Ein weiter Weg bis zum Traumjob?

Was ist eigentlich mein Traumjob? Wie gelange ich dorthin bzw. wie finde ich denn überhaupt heraus, wofür ich wirklich geeignet bin? Habe ich eine Neigung wie keine andere (und wie kein anderer Mensch), die alles verändern könnte?

Angesichts der Fülle an Möglichkeiten, die sich einem heutzutage bieten, ist es oft schwierig, das Bestmögliche herauszupicken. Oftmals weiß man gar nicht, ob das, was man macht bzw. der Bildungsweg, für den man sich entschieden hat, der beste für einen ist. Doch fest steht: solange man das, was man anstrebt, gerne macht und eine positive Einstellung seiner möglichen Zukunft gegenüber hat, ist der erste entscheidende (und überhaupt einer der wichtigsten) Schritt bereits getan. Doch leider weiß man manchmal nicht so sehr über seine etwaigen Begabungen und Fähigkeiten bescheid – einerseits, weil diese womöglich in jüngeren Jahren zu wenig gefördert wurden, oder andererseits, weil man eventuell ein großes Interesse für ein weites Spektrum an Gebieten hegt und sich darum nicht so ganz für eines davon entscheiden kann.

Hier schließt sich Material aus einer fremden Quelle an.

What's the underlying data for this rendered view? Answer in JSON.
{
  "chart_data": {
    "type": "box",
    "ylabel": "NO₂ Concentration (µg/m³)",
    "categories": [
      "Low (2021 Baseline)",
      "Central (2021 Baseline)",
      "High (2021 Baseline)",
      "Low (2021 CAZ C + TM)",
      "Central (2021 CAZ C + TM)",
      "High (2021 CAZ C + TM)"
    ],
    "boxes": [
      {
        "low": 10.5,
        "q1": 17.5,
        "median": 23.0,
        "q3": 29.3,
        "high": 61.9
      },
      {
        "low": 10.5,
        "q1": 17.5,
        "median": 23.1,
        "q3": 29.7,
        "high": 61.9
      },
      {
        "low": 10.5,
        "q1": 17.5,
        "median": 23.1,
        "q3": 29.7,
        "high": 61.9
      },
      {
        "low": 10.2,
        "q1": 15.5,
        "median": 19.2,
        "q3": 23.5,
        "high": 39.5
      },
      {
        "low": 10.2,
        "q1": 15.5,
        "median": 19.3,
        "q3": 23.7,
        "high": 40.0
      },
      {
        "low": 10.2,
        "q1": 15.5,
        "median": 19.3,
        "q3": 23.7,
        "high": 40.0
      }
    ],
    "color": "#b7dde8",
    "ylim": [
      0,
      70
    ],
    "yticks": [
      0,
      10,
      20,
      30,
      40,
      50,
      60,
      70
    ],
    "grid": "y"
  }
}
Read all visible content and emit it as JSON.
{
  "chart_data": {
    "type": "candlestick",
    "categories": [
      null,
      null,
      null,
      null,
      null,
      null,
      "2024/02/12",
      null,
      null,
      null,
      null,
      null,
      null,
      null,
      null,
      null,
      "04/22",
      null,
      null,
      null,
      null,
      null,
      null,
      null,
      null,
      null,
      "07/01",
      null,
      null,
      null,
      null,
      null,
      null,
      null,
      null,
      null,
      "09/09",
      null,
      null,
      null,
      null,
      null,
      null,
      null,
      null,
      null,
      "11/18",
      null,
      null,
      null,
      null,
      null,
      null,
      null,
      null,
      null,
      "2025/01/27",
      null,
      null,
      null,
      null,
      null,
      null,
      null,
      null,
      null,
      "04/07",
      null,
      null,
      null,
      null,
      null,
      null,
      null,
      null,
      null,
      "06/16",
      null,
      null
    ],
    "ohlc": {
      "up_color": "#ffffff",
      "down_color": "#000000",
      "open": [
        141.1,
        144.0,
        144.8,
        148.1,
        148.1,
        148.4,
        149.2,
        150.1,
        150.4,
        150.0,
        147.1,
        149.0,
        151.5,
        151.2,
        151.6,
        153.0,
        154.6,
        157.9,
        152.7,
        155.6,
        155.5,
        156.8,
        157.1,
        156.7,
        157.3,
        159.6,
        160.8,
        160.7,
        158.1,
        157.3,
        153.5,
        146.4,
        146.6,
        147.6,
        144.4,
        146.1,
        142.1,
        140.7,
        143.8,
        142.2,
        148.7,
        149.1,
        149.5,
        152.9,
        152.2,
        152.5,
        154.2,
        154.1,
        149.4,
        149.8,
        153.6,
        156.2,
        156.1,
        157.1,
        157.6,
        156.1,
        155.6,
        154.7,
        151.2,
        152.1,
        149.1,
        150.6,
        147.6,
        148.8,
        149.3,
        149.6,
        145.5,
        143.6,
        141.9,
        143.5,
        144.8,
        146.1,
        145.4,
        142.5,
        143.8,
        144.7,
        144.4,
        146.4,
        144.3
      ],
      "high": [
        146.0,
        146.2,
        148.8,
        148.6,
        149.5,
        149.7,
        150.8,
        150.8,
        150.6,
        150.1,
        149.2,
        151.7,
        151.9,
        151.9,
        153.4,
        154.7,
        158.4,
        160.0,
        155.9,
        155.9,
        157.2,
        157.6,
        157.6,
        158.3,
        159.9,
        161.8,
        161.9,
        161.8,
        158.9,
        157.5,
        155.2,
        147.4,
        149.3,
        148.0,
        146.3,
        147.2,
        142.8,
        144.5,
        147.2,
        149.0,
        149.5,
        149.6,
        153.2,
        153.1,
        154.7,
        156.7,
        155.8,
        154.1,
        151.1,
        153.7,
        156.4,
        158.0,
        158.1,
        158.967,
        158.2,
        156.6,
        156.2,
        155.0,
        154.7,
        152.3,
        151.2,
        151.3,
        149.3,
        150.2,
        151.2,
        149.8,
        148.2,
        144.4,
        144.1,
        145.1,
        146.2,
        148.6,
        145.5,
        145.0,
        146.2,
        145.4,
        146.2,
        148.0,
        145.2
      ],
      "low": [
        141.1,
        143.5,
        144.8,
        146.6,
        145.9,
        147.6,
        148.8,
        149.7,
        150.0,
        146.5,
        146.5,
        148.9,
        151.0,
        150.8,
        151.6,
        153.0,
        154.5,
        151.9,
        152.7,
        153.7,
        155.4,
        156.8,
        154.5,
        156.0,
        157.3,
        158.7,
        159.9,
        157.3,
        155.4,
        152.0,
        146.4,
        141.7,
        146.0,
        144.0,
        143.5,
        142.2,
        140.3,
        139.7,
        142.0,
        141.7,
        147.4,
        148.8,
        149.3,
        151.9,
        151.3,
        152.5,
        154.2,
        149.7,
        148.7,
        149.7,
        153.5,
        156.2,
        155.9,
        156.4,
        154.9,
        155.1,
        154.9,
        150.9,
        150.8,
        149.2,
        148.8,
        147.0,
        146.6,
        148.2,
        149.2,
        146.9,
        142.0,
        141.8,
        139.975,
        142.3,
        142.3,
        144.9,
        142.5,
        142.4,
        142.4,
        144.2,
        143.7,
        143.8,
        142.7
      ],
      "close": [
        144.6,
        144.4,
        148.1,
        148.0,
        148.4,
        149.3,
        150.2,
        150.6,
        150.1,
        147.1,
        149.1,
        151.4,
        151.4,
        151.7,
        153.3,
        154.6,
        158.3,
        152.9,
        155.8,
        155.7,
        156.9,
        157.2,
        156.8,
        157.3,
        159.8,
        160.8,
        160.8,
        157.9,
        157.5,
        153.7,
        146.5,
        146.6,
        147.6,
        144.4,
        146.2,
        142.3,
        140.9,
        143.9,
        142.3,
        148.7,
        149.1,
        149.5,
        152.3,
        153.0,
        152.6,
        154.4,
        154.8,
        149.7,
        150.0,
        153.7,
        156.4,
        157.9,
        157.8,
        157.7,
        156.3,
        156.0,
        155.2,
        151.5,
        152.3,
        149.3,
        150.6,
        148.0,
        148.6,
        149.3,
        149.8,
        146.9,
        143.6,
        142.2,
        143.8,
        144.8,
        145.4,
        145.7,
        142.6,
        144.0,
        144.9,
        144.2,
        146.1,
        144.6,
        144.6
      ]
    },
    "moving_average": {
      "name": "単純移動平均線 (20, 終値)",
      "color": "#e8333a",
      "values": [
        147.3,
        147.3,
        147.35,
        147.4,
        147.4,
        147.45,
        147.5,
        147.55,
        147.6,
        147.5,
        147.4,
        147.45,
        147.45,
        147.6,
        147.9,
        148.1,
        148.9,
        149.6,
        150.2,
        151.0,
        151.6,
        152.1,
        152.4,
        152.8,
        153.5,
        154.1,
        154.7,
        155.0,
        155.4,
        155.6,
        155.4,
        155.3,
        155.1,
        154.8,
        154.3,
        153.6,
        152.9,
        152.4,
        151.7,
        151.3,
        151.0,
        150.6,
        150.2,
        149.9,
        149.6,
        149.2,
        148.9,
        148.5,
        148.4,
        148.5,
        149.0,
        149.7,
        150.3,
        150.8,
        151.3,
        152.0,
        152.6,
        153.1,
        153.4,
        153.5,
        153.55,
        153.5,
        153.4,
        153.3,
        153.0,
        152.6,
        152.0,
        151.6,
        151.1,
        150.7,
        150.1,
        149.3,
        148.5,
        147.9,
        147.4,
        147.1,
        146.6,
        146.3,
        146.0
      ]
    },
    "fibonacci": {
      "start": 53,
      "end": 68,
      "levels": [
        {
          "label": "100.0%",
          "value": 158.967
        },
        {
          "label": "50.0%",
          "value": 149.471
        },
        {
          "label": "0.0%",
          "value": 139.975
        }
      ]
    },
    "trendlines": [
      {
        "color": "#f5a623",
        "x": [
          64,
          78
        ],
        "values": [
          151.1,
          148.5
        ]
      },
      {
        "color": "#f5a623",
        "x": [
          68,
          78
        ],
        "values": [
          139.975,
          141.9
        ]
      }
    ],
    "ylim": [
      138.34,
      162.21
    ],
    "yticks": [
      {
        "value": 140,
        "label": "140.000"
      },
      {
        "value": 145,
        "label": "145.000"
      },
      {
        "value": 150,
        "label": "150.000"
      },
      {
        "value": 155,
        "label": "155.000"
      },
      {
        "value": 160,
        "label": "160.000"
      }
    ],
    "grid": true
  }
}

Doch gibts es im Prinzip eine Faustregel: ausprobieren. Denn wer nichts versucht, der hat schon verloren. Wenn man aus lauter Angst, Zeit zu verlieren, wenn man sich “falsch” entscheidet, etwas nicht wenigstens versucht, kann man anschließend nie wissen, ob es einem nicht eventuell doch gefallen hätte. Und wenn man etwas überhaupt nicht mag, kann man immer noch einen anderen Weg einschlagen. Bei diversen Bildungsprogrammen – sei es Universität oder eine andere Hochschule, Lehre, etc. – verhält es sich jedenfalls meistens so, dass man sehr wohl die Wahl hat und etwas auch wieder beenden kann, wenn es einem überhaupt nicht zusagt.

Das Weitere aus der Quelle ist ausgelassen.